Al ve tut, yatırımcıları hisse senedi satın almaya ve uzun vadede elde tutmaya teşvik eden pasif bir yatırım stratejisidir. Al ve tut yatırımcıları, uzun vadeli getirilerin, genellikle hisse senedi yatırımlarında meydana gelen kısa vadeli oynaklığa değeceğine inanıyor.
"Al ve tut" terimi, bir yatırımcının hisse senedi satın aldığı ve bunları uzun süre elinde tuttuğu bir yatırım stratejisini ifade eder. Başka bir deyişle, bu teknik, fiyat hareketini sallamaya çalışmak yerine, kişinin elindeki hisse senedindeki iniş çıkışları ortadan kaldırmaya odaklanır.
Menkul kıymetler uzun süre satın alındığında ve tutulduğunda, bu satın al ve tut yaklaşımı olarak bilinir. Satın alıp tutarsanız, uzun vadeli ödüllerin, hisse senedi yatırımıyla birlikte gelen kısa vadeli oynaklıktan daha ağır basacağı varsayılabilir.
Al ve tut, yatırımcıların hisse senedi veya menkul kıymet satın aldığı ve gelecekte bir fiyat artışı beklediği uzun vadeli bir pasif yatırım stratejisidir. Bu yatırım stratejisini tercih eden yatırımcılar, çeşitli kısa vadeli dalgalanmalarla karşı karşıya kalmalarına rağmen, zaman içinde nispeten istikrarlı bir portföy tutarlar. Değer yatırımcıları, hisse senedi fiyatı düşükken hisse senedi satın almak ve hisse senedi fiyatları ve piyasa koşullarının uygun olduğu süre boyunca tutmak için uygun piyasa araştırması yaptıktan sonra bir al ve tut yatırım stratejisi seçerler.
Bu uzun vadeli yatırım stratejisine pozisyon ticareti de denir. Al ve tut yatırımcıları piyasa zamanlaması konusunda endişelenmezler.

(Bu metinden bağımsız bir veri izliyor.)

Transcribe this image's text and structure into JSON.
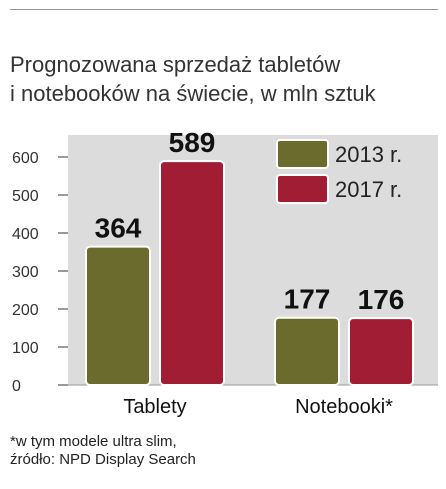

Bu stratejiyi kullanan yatırımcılar aktif olarak hisse senedi seçerler, ancak kısa vadeli fiyat dalgalanmaları veya teknik göstergeler konusunda endişe duymazlar. Warren Buffett, John Templeton ve Burton Malkiel'den Peter Lynch, Benjamin Graham ve Jack Bogle'a kadar başarılı yatırımcıların ve piyasa uzmanlarının çoğu, tutarlı uzun vadeli büyüme arayan herkes için bu yatırım stratejisini önermektedir.
Al ve Tut Stratejisinin Temel Çıkarımları
- Bir yatırımcı, kısa vadede piyasa nasıl dalgalanırsa dalgalansın, zaman içinde nispeten istikrarlı bir portföy tutmak için hisse senetleri satın alır ve uzun süre elinde tutar.
- Bu pasif strateji aracılığıyla bir ilk yatırımın başarısı, pazar ve yatırım uzmanları tarafından tercih edilen geçmiş veriler ve izleyici görüşleri ile kanıtlanmıştır.
- Piyasa araştırması için fazla zamanı olmayan yatırımcılar için de avantajlıdır.
- Satın alanlar ve sahipleri de kendilerini risklerden yeterince korumak için yatırımlarında çeşitlendirmeyi tercih etmelidir.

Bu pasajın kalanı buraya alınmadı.